Alle Waren werden von uns unter Eigentumsvorbehalt geliefert und bleiben bis zur vollständigen Bezahlung unser Eigentum. In der Geltendmachung des Eigentumsvorbehaltes liegt nur dann ein Rücktritt vom Vertrag, wenn dieser ausdrücklich erklärt wird. Bei Warenrücknahme sind wir berechtigt, angefallene Transport- und Manipulationsspesen zu verrechnen. Bei Zugriffen Dritter auf die Vorbehaltsware - insbesondere durch Pfändungenverpflichtet sich der Kunde, auf unser Eigentum hinzuweisen und uns unverzüglich zu benachrichtigen. Ist der Kunde Verbraucher oder kein Unternehmer, zu dessen ordentlichem Geschäftsbetrieb der Handel mit den von uns erworbenen Waren gehört, darf er bis zur vollständigen Begleichung der offenen Kaufpreisforderung über die Vorbehaltsware nicht verfügen, sie insbesondere nicht verkaufen, verpfänden, verschenken oder verleihen. Der Kunde trägt das volle Risiko für die Vorbehaltsware, insbesondere für die Gefahr des Unterganges, des Verlustes oder der Verschlechterung.

XVI. Zurückbehaltung

Der Kunde ist bei gerechtfertigter Reklamation außer in den Fällen der Rückabwicklung nicht zur Zurückhaltung des gesamten, sondern nur eines angemessenen Teiles des Bruttorechnungsbetrages berechtigt.

XVII. Rechtswahl,Gerichtsstand

 Es gilt österreichisches Recht. Die Anwendbarkeit des UN-Kaufrechtes wird ausdrücklich ausgeschlossen. Die Vertragssprache ist Deutsch. Die Vertragsparteien vereinbaren österreichische, inländische Gerichtsbarkeit. Zur Entscheidung aller aus diesem Vertrag entstehenden Streitigkeiten das am Sitz unseres Unternehmens sachlich zuständige Gericht ausschließlich örtlich zuständig.

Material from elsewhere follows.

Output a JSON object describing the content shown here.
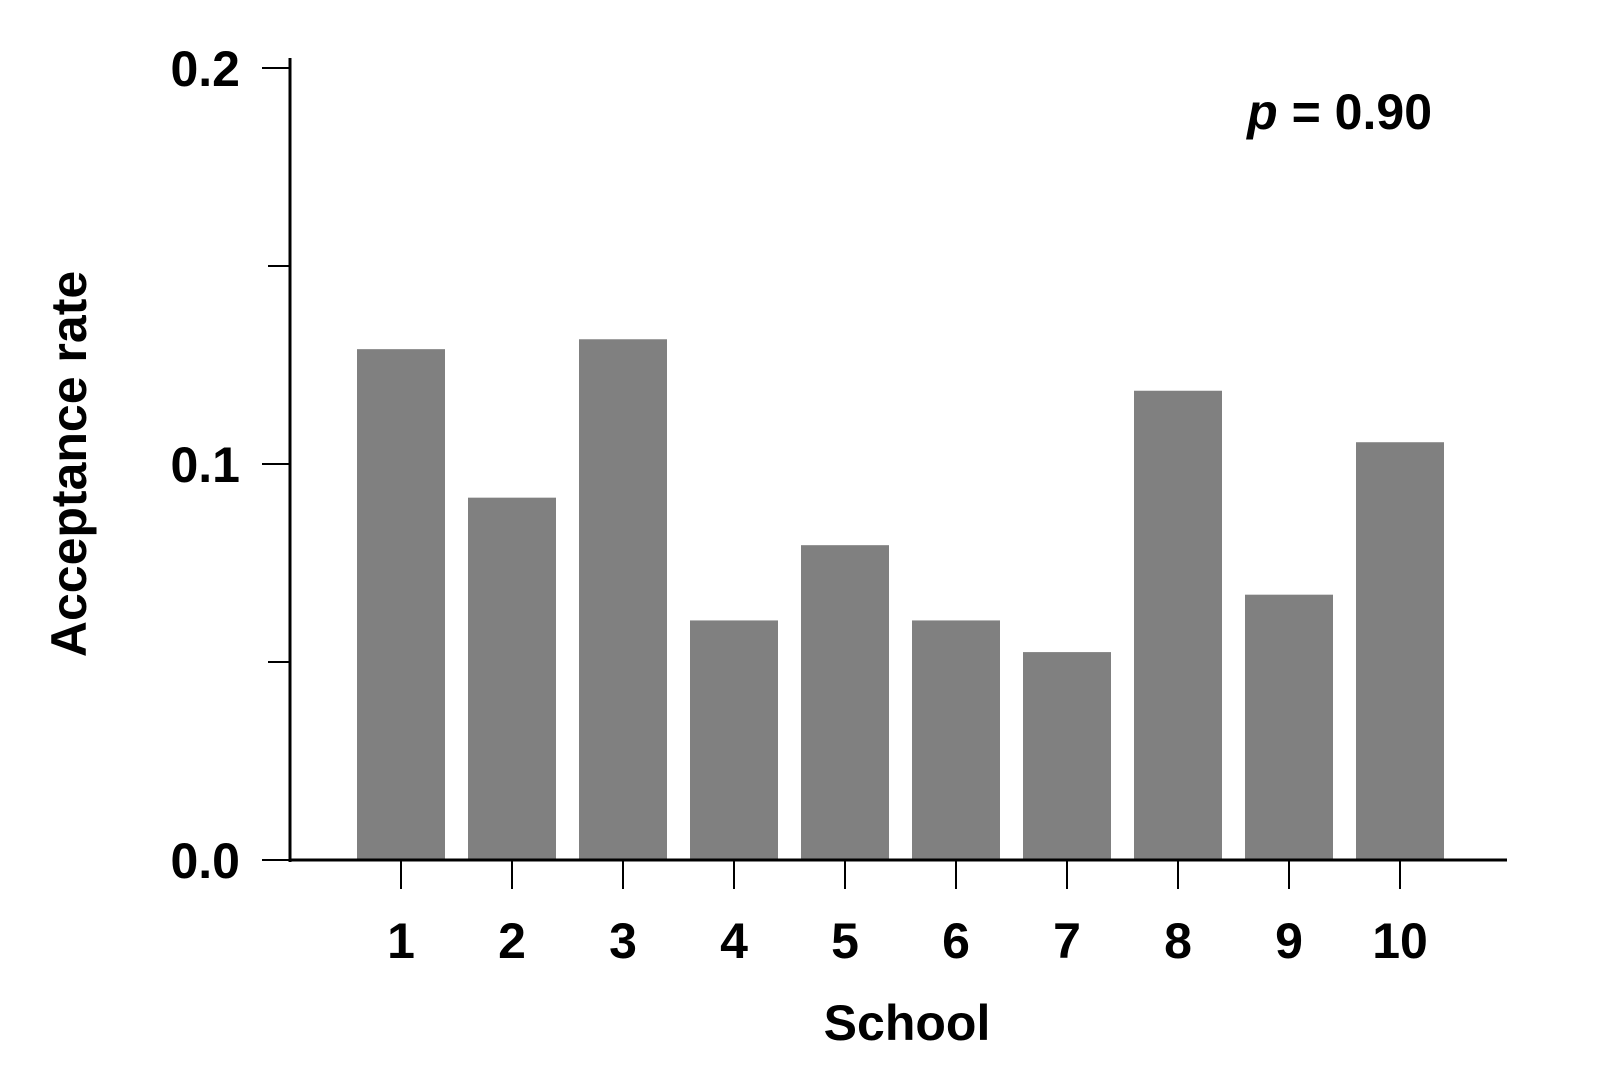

XVIII. Datenschutz und Adressenänderung

Der Kunde erteilt seine Zustimmung, dass auch die im Kaufvertrag mitenthaltenen personenbezogenen Daten in Erfüllung dieses Vertrages von uns automationsunterstützt gespeichert und verarbeitet werden. Der Kunde ist verpflichtet, uns Änderungen seiner Wohn- bzw. Geschäftsadresse bekanntzugeben, solange das vertragsgegenständliche Rechtsgeschäft nicht beiderseitig vollständig erfüllt ist. Wird die Mitteilung unterlassen, so gelten Erklärungen auch dann als zugegangen, falls sie an die zuletzt bekanntgegebene Adresse gesendet werden.